Chemisches Peeling

Chemisches Peeling: mit Fruchtsäure zur Hautverjüngung

Anwendungsgebiete des Peelings

Einerseits frischt die nichtinvasive Methode alternde Haut effektvoll auf. Deshalb ist ein chemisches Peeling für diese Körperbereiche geeignet:

  1. Gesicht
  2. Dekolleté
  3. Hals
  4. Handrücken
  5. Rücken

Weiterhin wirkt sich die Behandlungsform positiv auf diese Hauterscheinungen auf:

  1. Akne/Aknenarben
  2. Hypertrophe Narben
  3. Pigmentveränderungen
  4. Erweiterte Poren
  5. Extrem fettige Haut

Die Wirkungsweise eines chemischen Peelings

Bei einem chemischen Peeling wird eine Substanz auf der Hautoberfläche aufgetragen, die einzelne Teile der Oberhaut (der Epidermis) oder der Lederhaut (der Dermis) gezielt angreift. Automatisch wird durch das Peeling eine Erneuerung dieser Hautbereiche angeregt. In der Abheilphase regeneriert und verjüngt sich das Hautgewebe nach der Behandlung. Als Folge wirkt das Hautbild jugendlicher und glatter. Im Einzelnen bewirkt das Peeling auf der Haut folgende Effekte:

  • Anregung der Kollagenbildung in tieferen Hautschichten
  • Ein Teil der Epidermis wird abgetragen

Was im ersten Moment so unkompliziert erscheinen mag, sollte aber dennoch genau durchdacht sein. Denn Betroffene sollten bedenken, dass Mediziner bei einem chemischen Peeling mit effizienten Säuren arbeiten.
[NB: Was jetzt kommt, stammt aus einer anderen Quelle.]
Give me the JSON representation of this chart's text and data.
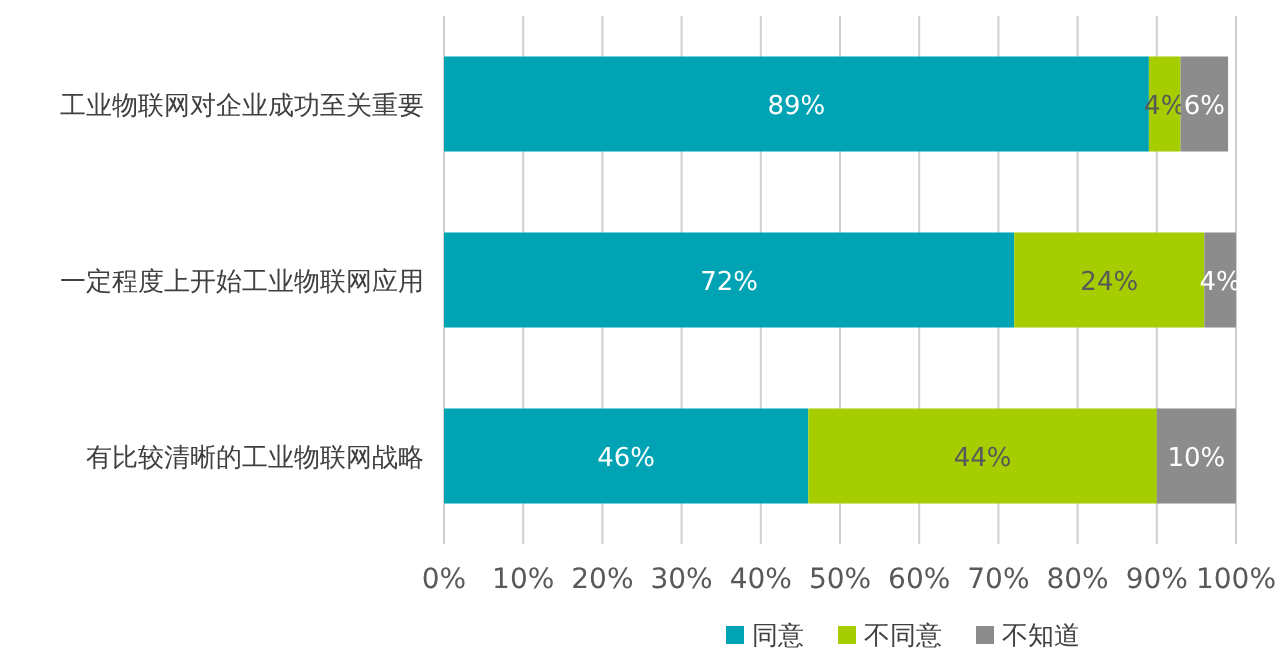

Tipp der Redaktion: In einem Gespräch mit einem versierten Mediziner sollten sich Betroffene genau überlegen, welche Form des chemischen Peelings für sie in Frage kommt und sinnvoll erscheint.

Anatomie der Haut

Formen des chemischen Peelings

Chemische Peelings werden nach drei bzw. vier Formen unterschieden. Diese Arten variieren in ihrer Intensität. Weil ein oberflächliches Peeling nur die obere Hautstruktur verbessert, wird diese Variante auf Wunsch ohne Betäubung durchgeführt. Bei einem mitteltiefen Peeling erhalten Patienten und Patientinnen im Bedarfsfall schmerzstillende Tropfen. Über mögliche Betäubungsmethoden des tiefen Peelings beraten Mediziner auf Wunsch gern.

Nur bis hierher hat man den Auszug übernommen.